Ainda ontem dei por mim a pensar na fragilidade da vida. Nessa mania que o ser humano tem de pensar que é forte, que domina tudo à sua volta, e que depois se desmente, no fio do tempo, em escassos segundos, quando chega a morte. Os últimos meses têm sido, para mim e para os meus, particularmente castigadores. Em menos de meio ano perdemos o meu pai, a minha tia preferida e três animais de estimação. Assim, quase de repente, e por motivos quase sempre surpreendentes, roubaram-nos cinco vidas, duas delas humanas, e roubaram-nos também a nossa, pelo sequestro da nossa alegria de viver. Ontem, sem uma razão além de todas as razões que o legitimam, dei por mim a pensar nisto. Em todas as perdas que sofri, e em como são enormes! Em como a vida é frágil, apesar de todos os dias querermos convencer-nos de que somos eternos, e apesar de todos os dias agirmos como se isso fosse verdade.
Ontem pensei muito nas pessoas que perdi, nestes últimos meses e em todo o tempo que ficou para trás. E foram muitas, e muito queridas. Pensei que eu mesma já passei por uma experiência de que julguei não ser possível voltar a este mundo. E pensei que não haveria razão para estar a pensar em tudo isto, assim de repente, mais do que tenho pensado. Mas ao fim do dia, de repente também, chegou a razão que parecia não existir. Talvez tenha sido o meu sexto sentido, que dizem ser muito apurado nas mulheres. Faltava pouco para a meia-noite quando recebi a notícia de que tinha falecido a Joaninha. A Joaninha era uma antiga colega de trabalho, que conheci numa empresa onde fiz muitos e bons amigos. Não era da minha secção e até trabalhava noutro andar, pelo que não era das pessoas que me eram mais próximas. Ainda assim, gostei dela. Era jovem, alegre, uma benfiquista ferrenha, amiga dos seus amigos e sempre muito divertida. Ontem partiu. Para sempre.

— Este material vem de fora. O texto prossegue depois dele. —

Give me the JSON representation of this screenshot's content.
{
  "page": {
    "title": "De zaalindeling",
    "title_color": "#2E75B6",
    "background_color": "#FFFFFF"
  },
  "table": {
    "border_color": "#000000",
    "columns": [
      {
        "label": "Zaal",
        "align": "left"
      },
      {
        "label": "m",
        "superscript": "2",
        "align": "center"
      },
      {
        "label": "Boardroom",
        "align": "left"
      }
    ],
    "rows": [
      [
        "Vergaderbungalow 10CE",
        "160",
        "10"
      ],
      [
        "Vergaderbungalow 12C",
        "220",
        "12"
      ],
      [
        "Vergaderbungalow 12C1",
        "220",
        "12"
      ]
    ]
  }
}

Tinha 32 anos. Nos últimos anos vivia longe, em Sintra. Deixa uma filha menor e, disseram-me ontem também, um noivo. Deixa uma família em desespero, e eu sei bem o que isso é. Deixa muitos amigos, deixa de certeza muitos projectos por realizar e muita vida por viver. Não é justo morrer aos 32 anos. Não é justo, dir-me-ão todos os que perdem alguém, que se morra em qualquer idade, quando se tem ainda tanto para viver e fazer. É verdade. Não há justiça nos critérios da morte, que de repente nos leva aqueles de quem gostamos, sem hipótese de recuo, sem esperança de um regresso. Não há justiça alguma na forma como a morte nos atira para um precipício sem fim, nos suga a alegria de viver e a sepulta ao lado dos que amamos. E se ontem dei por mim a pensar em tudo isto, e se ontem mais uma vez vi partir alguém de forma cruel, isso só reforça a enorme fragilidade da nossa vida.
Sei que a Joaninha viverá para sempre no coração daqueles que a amam, como o meu pai, a minha tia, todos os que perdi ao longo da vida viverão para sempre em mim, no meu coração e nas minhas memórias. Mas dói, e dói muito, a injustiça implacável da morte! Dói a despedida, a percepção inequívoca da nossa impotência, da nossa frustração. Dói a nossa pequenez. Há um buraco que se abre no peito, uma existência que perde sentido. O luto é agora a nossa casa, o lugar a que pertencemos. Que descansem em paz todos aqueles que amamos e que a morte reclamou nos seus braços. Nunca os esqueceremos. Estarão sempre presentes, na infinita dor da sua ausência. Deixo aqui sentidas condolências à família da Joana, à minha família, a todas as famílias enlutadas. Não lhes digo que têm de seguir em frente, porque nem eu encontrei ainda o meu caminho. Desejo-lhes paz, que é aquilo de que sinto mais falta.